Let’s explore one final implication of this emphasis on micro conflict resolution for the issue of the conflict between copyright and liberty. For example, suppose the legislature changes the copyright law, extending the length of already existing copyrights for a period of years. Richard has argued that this is a First Amendment violation, just as the change to the boundaries of physical property law by regulation would constitute a taking. The theory is: You can’t give to some without taking from others. In the case of IP, the possession of “others” is the public domain. Somewhere in his paper, Richard invokes “public trust” law, and notes that the state ought to be reimbursed for intrusions on the public trust. Do we want to treat the public domain as a public trust?

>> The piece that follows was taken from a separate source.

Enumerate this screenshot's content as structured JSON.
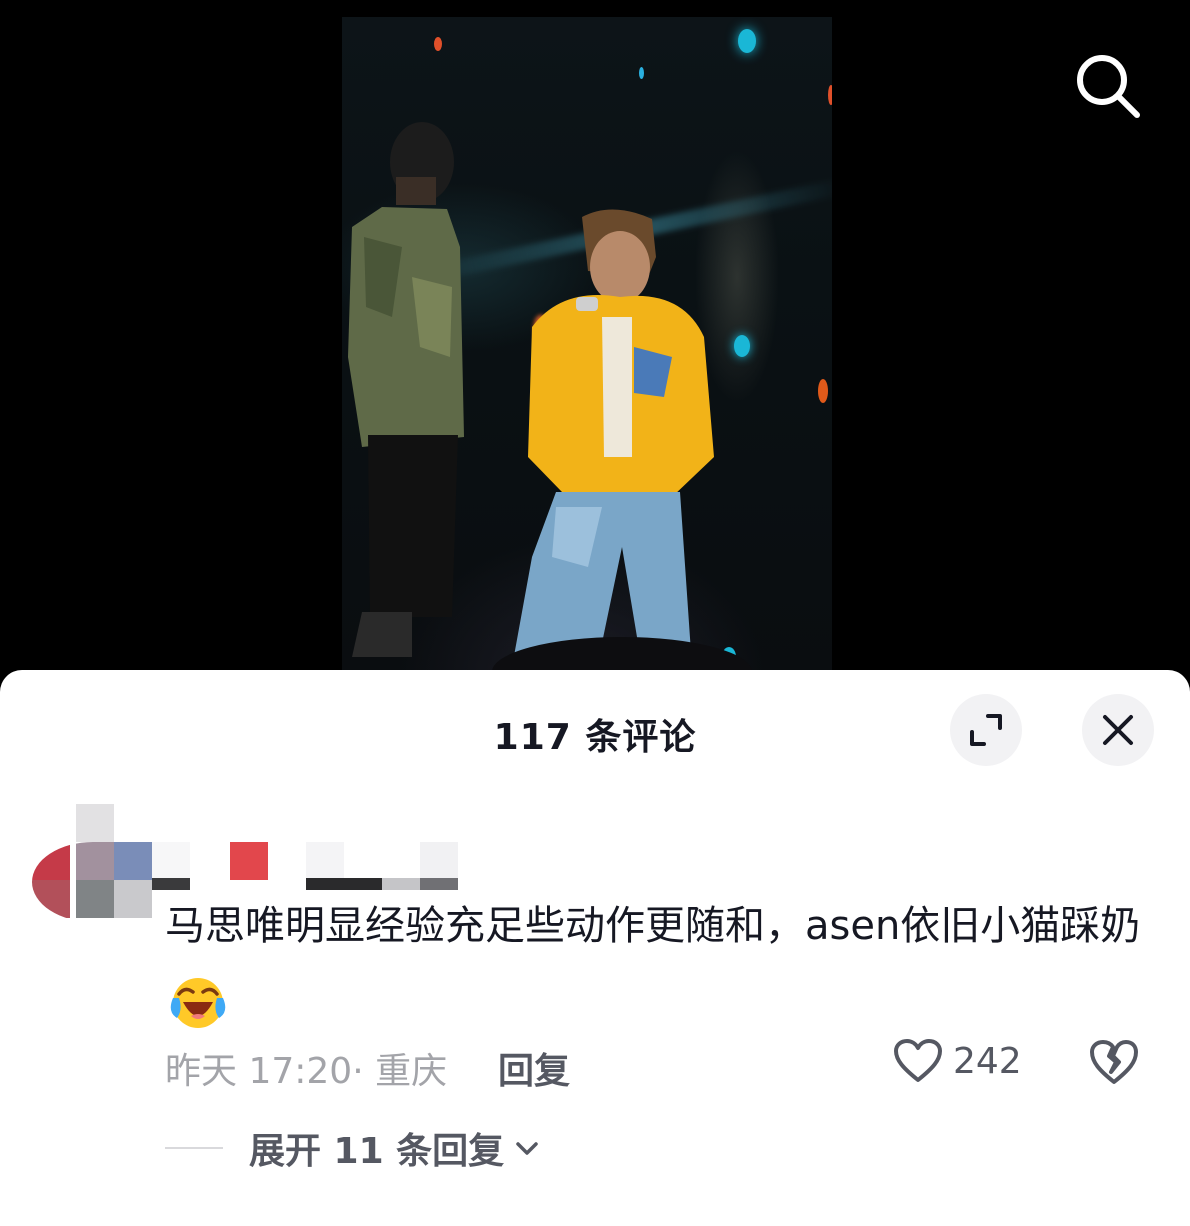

But I think that treating the public domain as a possession of others is a pretty dubious proposition. Richard has argued that, in a Lockean tradition, we don’t want to be arguing that when someone takes a handful of nuts from the commons, that the nuts were prior to the taking “owned” in some sense by everyone. It is much cleaner and causes fewer problems (and I think more historically realistic) to treat the nuts as being owned by no one. One might ask if it doesn’t make a great deal of sense to treat the public domain in copyright the same way—not as information owned by everyone, but as information owned by no one. Treating it as property owned by everyone just doesn’t seem to make for a sensible system of conflict resolution; there are too many potentially competing claims. One counterargument might be that the First Amendment boosts information up into something like property owned by everyone. But I don’t think we want it to be treated like a public trust, administered by the state. If the last survivor of a key battle is hit by a truck on the way to talk to a historian, should the state sue the truck driver for the resulting loss to the public trust? Probably not.

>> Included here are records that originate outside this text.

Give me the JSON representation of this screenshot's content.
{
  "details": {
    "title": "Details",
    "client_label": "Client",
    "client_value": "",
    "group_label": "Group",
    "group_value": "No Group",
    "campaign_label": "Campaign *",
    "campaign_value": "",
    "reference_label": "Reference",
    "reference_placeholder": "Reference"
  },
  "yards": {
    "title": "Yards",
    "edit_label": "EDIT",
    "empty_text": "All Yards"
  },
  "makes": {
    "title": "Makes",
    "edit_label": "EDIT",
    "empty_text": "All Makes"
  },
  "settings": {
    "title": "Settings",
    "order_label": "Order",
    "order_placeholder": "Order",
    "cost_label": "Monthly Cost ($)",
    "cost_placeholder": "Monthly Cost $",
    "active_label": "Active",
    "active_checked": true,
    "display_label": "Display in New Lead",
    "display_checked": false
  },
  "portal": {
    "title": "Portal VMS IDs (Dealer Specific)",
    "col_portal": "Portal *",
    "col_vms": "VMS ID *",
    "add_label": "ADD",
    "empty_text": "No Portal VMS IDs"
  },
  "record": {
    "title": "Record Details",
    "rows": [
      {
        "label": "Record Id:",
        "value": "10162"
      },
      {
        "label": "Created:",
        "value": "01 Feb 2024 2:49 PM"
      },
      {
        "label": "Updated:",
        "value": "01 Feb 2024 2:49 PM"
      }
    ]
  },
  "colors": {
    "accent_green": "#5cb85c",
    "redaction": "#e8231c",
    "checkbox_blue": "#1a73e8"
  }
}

In the end, I don’t think we need to treat the public domain as anything like common property to throw up a red flag when the legislature messes with it. But this is simply because ordinary people’s expectations matter, the way they matter in the basketball example above.
Okay, where’d all this take us:
Physical and intellectual property are both about incentives though they have different origins (as far as we know).
- There are some differences in the way the two systems function as systems of conflict resolution, but those are differences of degree and technology; not differences as to their fundamental nature.
- So it does not make much more sense to speak of a conflict between free speech and IP at a fundamental level than of a conflict between free speech and the law of trespass, if you toss a would-be speaker out of your living room or edit a column in your newspaper.
- But there can be conflicts between IP legislation and the first amendment, just as there can be conflicts between property law or regulation and the takings clause. Once the rules are in place, people should be able to rely on them as a practical matter so fundamental that it becomes normative.
- In practice, our expectations about IP enforcement at the micro level have become divorced from the theory that justifies IP as a system of incentives at the micro level. Those things have to be two sides of the same coin, as they tend to be with physical property, or they will cause conflict rather than resolving it.
This problem desperately needs to be resolved with IP, and the name-calling that we’ve seen so far in the debate won’t resolve it. What we need is a new appreciation of why systems of incentives matter. Perhaps that’s too theoretical for the average downloading college student, but without it we’ll likely face much bigger problems than just the erosion of IP. We might be looking at the erosion of property rights across the board. If some of the college campus rhetoric about globalism, environmentalism, trade, and so on is any guide, that’s just what we are seeing.
S See generally, John O. McGinnis, “The Once and Future Property-Based Vision of the First Amendment,” 63 U. Chi. L. Rev. 49 (1996)(describing the historic origin of free speech rights in property rights); Solveig Singleton, “Reviving a First Amendment Absolutism for the Internet,” 3 Texas Review of Law & Politics 280, 313-315 (1999).